Publicamos aqui o comentário de Enzo Bianchi, monge italiano fundador da Comunidade de Bose, sobre o Evangelho deste 2º Domingo do Tempo Comum, 17 de janeiro de 2021 (João 1,35-42). A tradução é de Moisés Sbardelotto.

Eis o texto.

Neste domingo que se segue à festa do batismo do Senhor, o ordo litúrgico nos propõe o encontro dos primeiros discípulos com Jesus, segundo o relato do quarto Evangelho.

Estamos na semana inaugural da vida pública de Jesus (cf. Jo 1,19-2.12). Dois dias depois do interrogatório de João Batista pelas autoridades sacerdotais provenientes de Jerusalém, Jesus passa e caminha na frente de João e de dois de seus discípulos. E, fixando o olhar em Jesus, o Batista afirma: “Eis o Cordeiro de Deus!”.

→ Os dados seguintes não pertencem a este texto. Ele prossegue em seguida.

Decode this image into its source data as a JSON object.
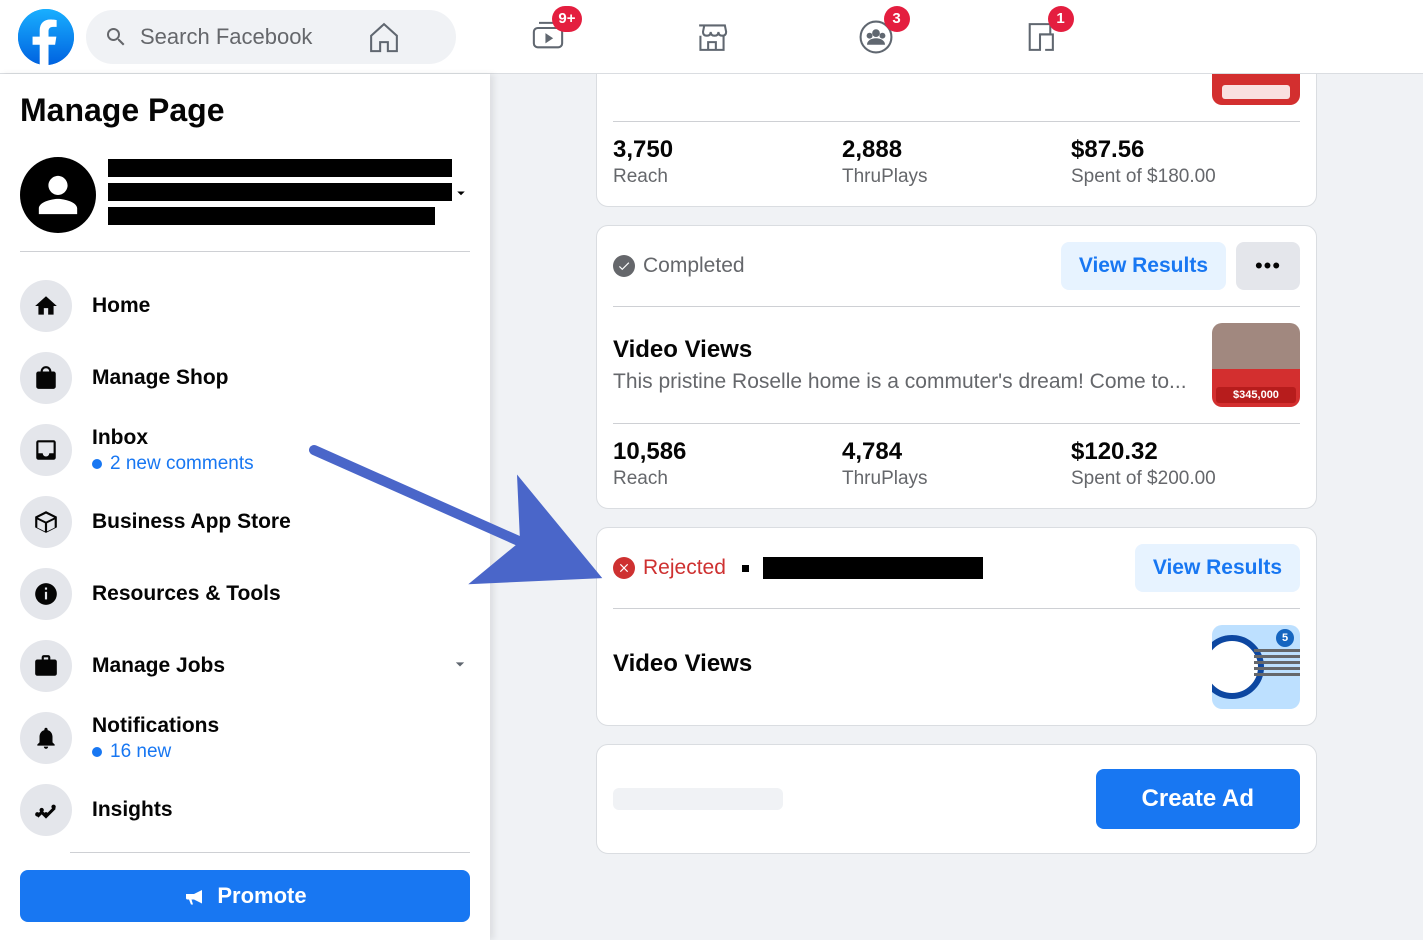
{
  "header": {
    "search_placeholder": "Search Facebook",
    "badges": {
      "watch": "9+",
      "groups": "3",
      "gaming": "1"
    }
  },
  "sidebar": {
    "title": "Manage Page",
    "items": [
      {
        "label": "Home"
      },
      {
        "label": "Manage Shop"
      },
      {
        "label": "Inbox",
        "sub": "2 new comments",
        "sub_style": "blue"
      },
      {
        "label": "Business App Store"
      },
      {
        "label": "Resources & Tools"
      },
      {
        "label": "Manage Jobs",
        "chevron": true
      },
      {
        "label": "Notifications",
        "sub": "16 new",
        "sub_style": "blue"
      },
      {
        "label": "Insights"
      }
    ],
    "promote_label": "Promote"
  },
  "ads": [
    {
      "reach": "3,750",
      "thruplays": "2,888",
      "spent": "$87.56",
      "budget": "Spent of $180.00"
    },
    {
      "status": "Completed",
      "view_label": "View Results",
      "title": "Video Views",
      "desc": "This pristine Roselle home is a commuter's dream! Come to...",
      "thumb_price": "$345,000",
      "reach": "10,586",
      "thruplays": "4,784",
      "spent": "$120.32",
      "budget": "Spent of $200.00"
    },
    {
      "status": "Rejected",
      "view_label": "View Results",
      "title": "Video Views"
    }
  ],
  "labels": {
    "reach": "Reach",
    "thruplays": "ThruPlays",
    "create_ad": "Create Ad"
  }
}
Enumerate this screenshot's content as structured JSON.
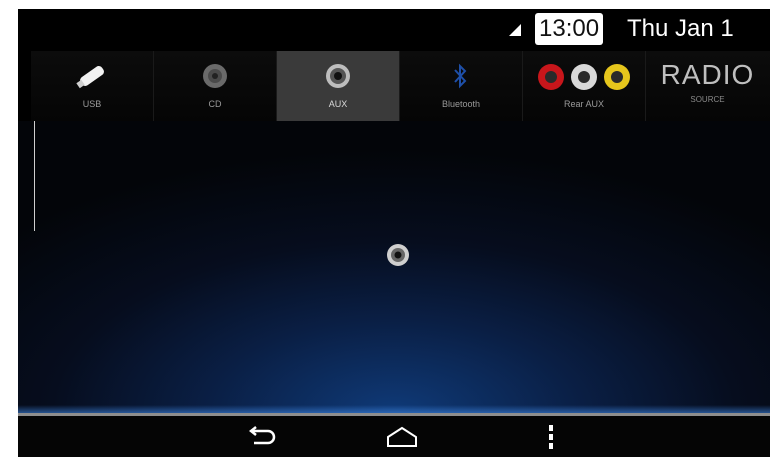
{
  "status": {
    "time": "13:00",
    "date": "Thu Jan 1",
    "icons": [
      "signal-icon"
    ]
  },
  "sources": [
    {
      "label": "USB",
      "icon": "usb-icon",
      "active": false
    },
    {
      "label": "CD",
      "icon": "cd-icon",
      "active": false
    },
    {
      "label": "AUX",
      "icon": "aux-jack-icon",
      "active": true
    },
    {
      "label": "Bluetooth",
      "icon": "bluetooth-icon",
      "active": false
    },
    {
      "label": "Rear AUX",
      "icon": "rca-jacks-icon",
      "active": false
    },
    {
      "label": "RADIO",
      "sublabel": "SOURCE",
      "icon": "radio-text",
      "active": false
    }
  ],
  "main": {
    "current_source_icon": "aux-jack-icon"
  },
  "nav": {
    "buttons": [
      "back-icon",
      "home-icon",
      "menu-icon"
    ]
  },
  "colors": {
    "background": "#000000",
    "active_tab": "#3a3a3a",
    "clock_bg": "#ffffff",
    "main_glow": "#0f3a78"
  }
}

É uma verdadeira apresentação de Jesus, a indicação de que precisamente ele é o Servo de Deus, o Cordeiro pascal que traz a libertação ao seu povo (de fato, o termo aramaico talja contém ambos os significados). João, como verdadeiro rabi e mestre, en-sina, faz sinal aos discípulos e, assim, dá uma orientação à sua busca: ele não os se-duziu (trazer a si), não os manteve perto de si, mas os e-duca, os conduz para fora, rumo ao Messias.

Ouvindo as palavras de Batista, os dois imediatamente começam a seguir Jesus, acompanham os seus passos, vão aonde ele vai.

E, de repente Jesus se volta para trás, observa-os com um olhar penetrante e lhes pergunta: “O que estais procurando?”. Pergunta, esta, inevitável para quem quer se pôr no seguimento de Jesus, portanto, uma pergunta dirigida ainda hoje a nós que tentamos segui-lo.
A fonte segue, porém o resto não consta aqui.